Many factors, for example, specific inherent features of the Georgian
language, contribute to this difficulty.
It is known that “it is impossible to find out the nature of poetry of
a nation without finding out the peculiarities of the language. The poem
and the language are inextricably linked” [Barbakadze, 2014: 13] along
with many features, for instance, the author’s unique artistic style, the
sound and metrical-rhythmic organization of Rustaveli’s poetic speech
which acquire the significance of an amazing aesthetic phenomenon in
his poem, the internal organization of a verse (lexical measure, meter),
an amazingly original trope system, a complex metaphorical system,
etc.
A complete poetic translation of “The Man in the Panther’s Skin”
by Mykola Khvedorovich and Aleš Zvonak was published in 1966.
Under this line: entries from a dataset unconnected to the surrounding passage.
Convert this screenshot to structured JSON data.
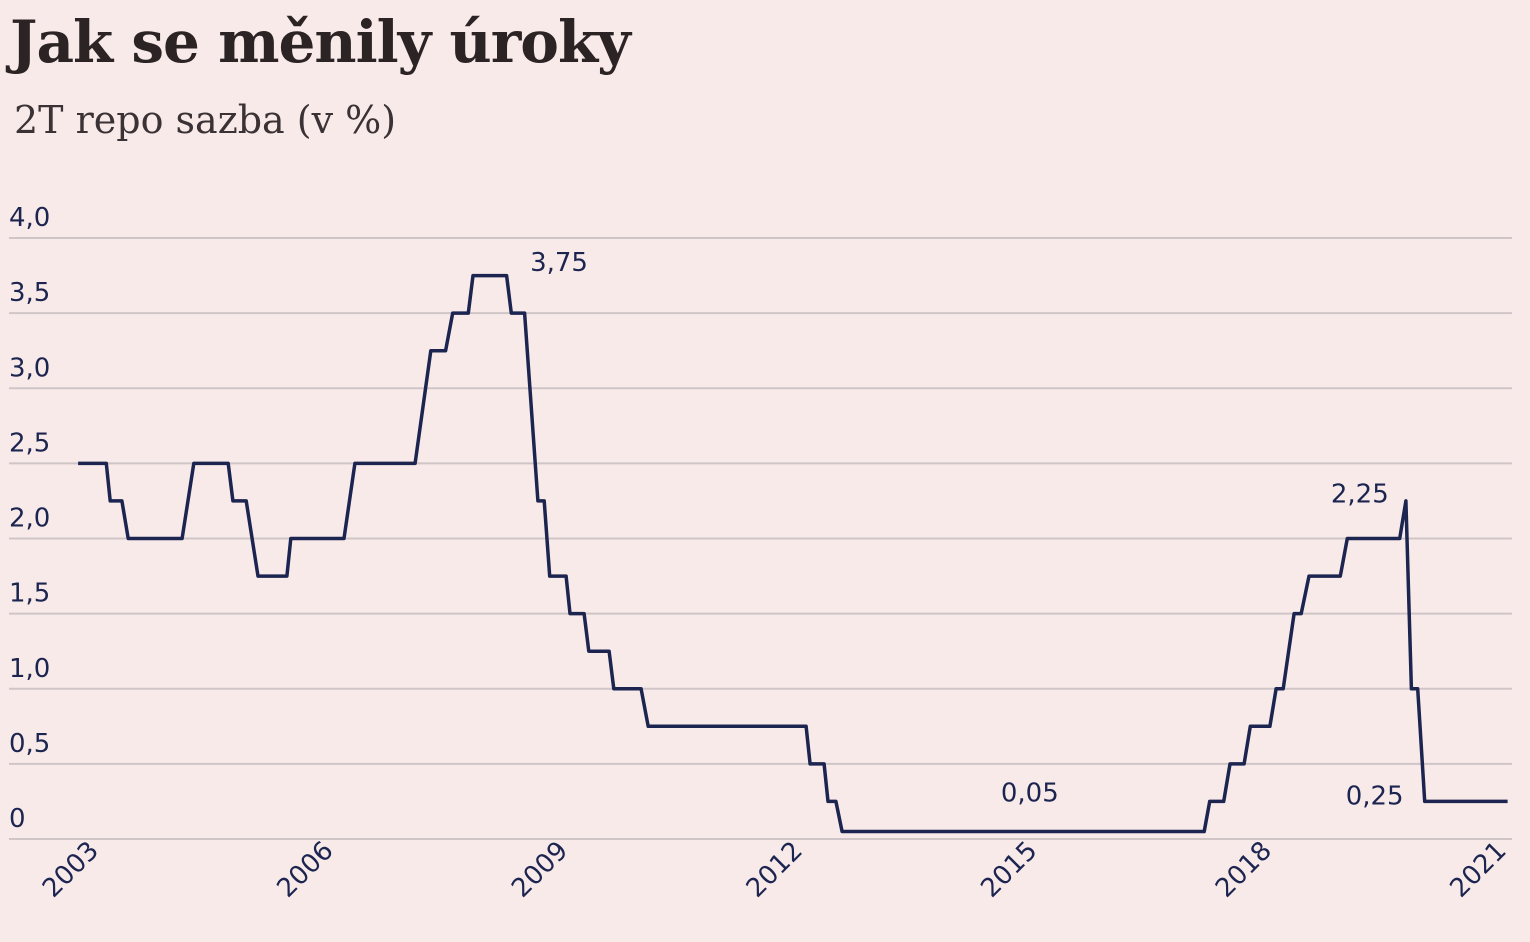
{
  "chart_data": {
    "type": "line",
    "title": "Jak se měnily úroky",
    "subtitle": "2T repo sazba (v %)",
    "xlabel": "",
    "ylabel": "",
    "xlim": [
      2002.72,
      2021.0
    ],
    "ylim": [
      0,
      4.0
    ],
    "grid": true,
    "legend": "none",
    "y_ticks": [
      {
        "value": 0,
        "label": "0"
      },
      {
        "value": 0.5,
        "label": "0,5"
      },
      {
        "value": 1.0,
        "label": "1,0"
      },
      {
        "value": 1.5,
        "label": "1,5"
      },
      {
        "value": 2.0,
        "label": "2,0"
      },
      {
        "value": 2.5,
        "label": "2,5"
      },
      {
        "value": 3.0,
        "label": "3,0"
      },
      {
        "value": 3.5,
        "label": "3,5"
      },
      {
        "value": 4.0,
        "label": "4,0"
      }
    ],
    "x_ticks": [
      {
        "value": 2003,
        "label": "2003"
      },
      {
        "value": 2006,
        "label": "2006"
      },
      {
        "value": 2009,
        "label": "2009"
      },
      {
        "value": 2012,
        "label": "2012"
      },
      {
        "value": 2015,
        "label": "2015"
      },
      {
        "value": 2018,
        "label": "2018"
      },
      {
        "value": 2021,
        "label": "2021"
      }
    ],
    "series": [
      {
        "name": "2T repo sazba",
        "color": "#1c2550",
        "points": [
          [
            2002.72,
            2.5
          ],
          [
            2003.08,
            2.5
          ],
          [
            2003.13,
            2.25
          ],
          [
            2003.28,
            2.25
          ],
          [
            2003.36,
            2.0
          ],
          [
            2004.05,
            2.0
          ],
          [
            2004.2,
            2.5
          ],
          [
            2004.64,
            2.5
          ],
          [
            2004.7,
            2.25
          ],
          [
            2004.87,
            2.25
          ],
          [
            2005.02,
            1.75
          ],
          [
            2005.39,
            1.75
          ],
          [
            2005.44,
            2.0
          ],
          [
            2006.12,
            2.0
          ],
          [
            2006.26,
            2.5
          ],
          [
            2007.03,
            2.5
          ],
          [
            2007.23,
            3.25
          ],
          [
            2007.42,
            3.25
          ],
          [
            2007.51,
            3.5
          ],
          [
            2007.71,
            3.5
          ],
          [
            2007.77,
            3.75
          ],
          [
            2008.2,
            3.75
          ],
          [
            2008.26,
            3.5
          ],
          [
            2008.43,
            3.5
          ],
          [
            2008.6,
            2.25
          ],
          [
            2008.68,
            2.25
          ],
          [
            2008.75,
            1.75
          ],
          [
            2008.96,
            1.75
          ],
          [
            2009.01,
            1.5
          ],
          [
            2009.19,
            1.5
          ],
          [
            2009.25,
            1.25
          ],
          [
            2009.51,
            1.25
          ],
          [
            2009.57,
            1.0
          ],
          [
            2009.92,
            1.0
          ],
          [
            2010.01,
            0.75
          ],
          [
            2012.03,
            0.75
          ],
          [
            2012.08,
            0.5
          ],
          [
            2012.26,
            0.5
          ],
          [
            2012.31,
            0.25
          ],
          [
            2012.41,
            0.25
          ],
          [
            2012.49,
            0.05
          ],
          [
            2017.12,
            0.05
          ],
          [
            2017.19,
            0.25
          ],
          [
            2017.37,
            0.25
          ],
          [
            2017.45,
            0.5
          ],
          [
            2017.63,
            0.5
          ],
          [
            2017.71,
            0.75
          ],
          [
            2017.96,
            0.75
          ],
          [
            2018.04,
            1.0
          ],
          [
            2018.13,
            1.0
          ],
          [
            2018.27,
            1.5
          ],
          [
            2018.36,
            1.5
          ],
          [
            2018.46,
            1.75
          ],
          [
            2018.86,
            1.75
          ],
          [
            2018.95,
            2.0
          ],
          [
            2019.62,
            2.0
          ],
          [
            2019.7,
            2.25
          ],
          [
            2019.77,
            1.0
          ],
          [
            2019.85,
            1.0
          ],
          [
            2019.94,
            0.25
          ],
          [
            2020.02,
            0.25
          ],
          [
            2021.0,
            0.25
          ]
        ]
      }
    ],
    "annotations": [
      {
        "text": "3,75",
        "x": 2008.87,
        "y": 3.78
      },
      {
        "text": "2,25",
        "x": 2019.11,
        "y": 2.24
      },
      {
        "text": "0,05",
        "x": 2014.89,
        "y": 0.25
      },
      {
        "text": "0,25",
        "x": 2019.3,
        "y": 0.23
      }
    ],
    "colors": {
      "background": "#f9eaea",
      "grid": "#cfc5c7",
      "line": "#1c2550",
      "title": "#2b2324"
    }
  }
}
Translators faced many problems. First of all, their translation had to
compete with other Belarusian translations of the poem. Therefore, the
translators had a somewhat creative competition with the predecessor
Belarusian translators of the poem. This means that each new translator
tries to better understand the artistic-aesthetic world of the original
text and the author’s words to give us a more accurate and adequate
interpretation of them. This is a never-ending process as getting closer
to the original text of the artistic translation is an eternal process.
Although there is no ideal translation all translators strive for the ideal”
[Gaprindashvili, 2012:97].
Mykola Khvedorovich and Aleš Zvonak did not speak Georgian
and translated the poem employing an interlinear translation. The
translators, first of all, needed to solve the issue of the meter, and they chose the choree, one of its main characteristics of which is the foot – a
repeating element of the verse. In the translation of the poem, we have
an alternation of sixteen- and fifteen-syllable syllabic-tone verses: the
first and third verses are sixteen-syllable, and the second and fourth –
are fifteen-syllable.
It should be noted that the tradition of the choree with multiple
feet was usual for Belarusian philosophical and epic poetry and was
successfully used by Belarusian poets (e.g. A. Kulishov) [Рагойша, 1979:
112].
The poem is translated by quatrains. With a few exceptions, only
the cross-rhyme авав occurs throughout the translation. The linguistic
peculiarities of the text did not allow the translators to refer to the
homonymic rhyme structure of the Georgian text.
The “high” and “low” quatrain presented in the Belarusian language
in “The Man in the Panther’s Skin”, as well as in any other language,
pose a great challenge to translators because they create difficulties
for them. It turned out to be impossible to translate them into the
Belarusian language. That is why, from the point of view of rhythm, lines
with a high and low quatrain sound identical in Belarusian.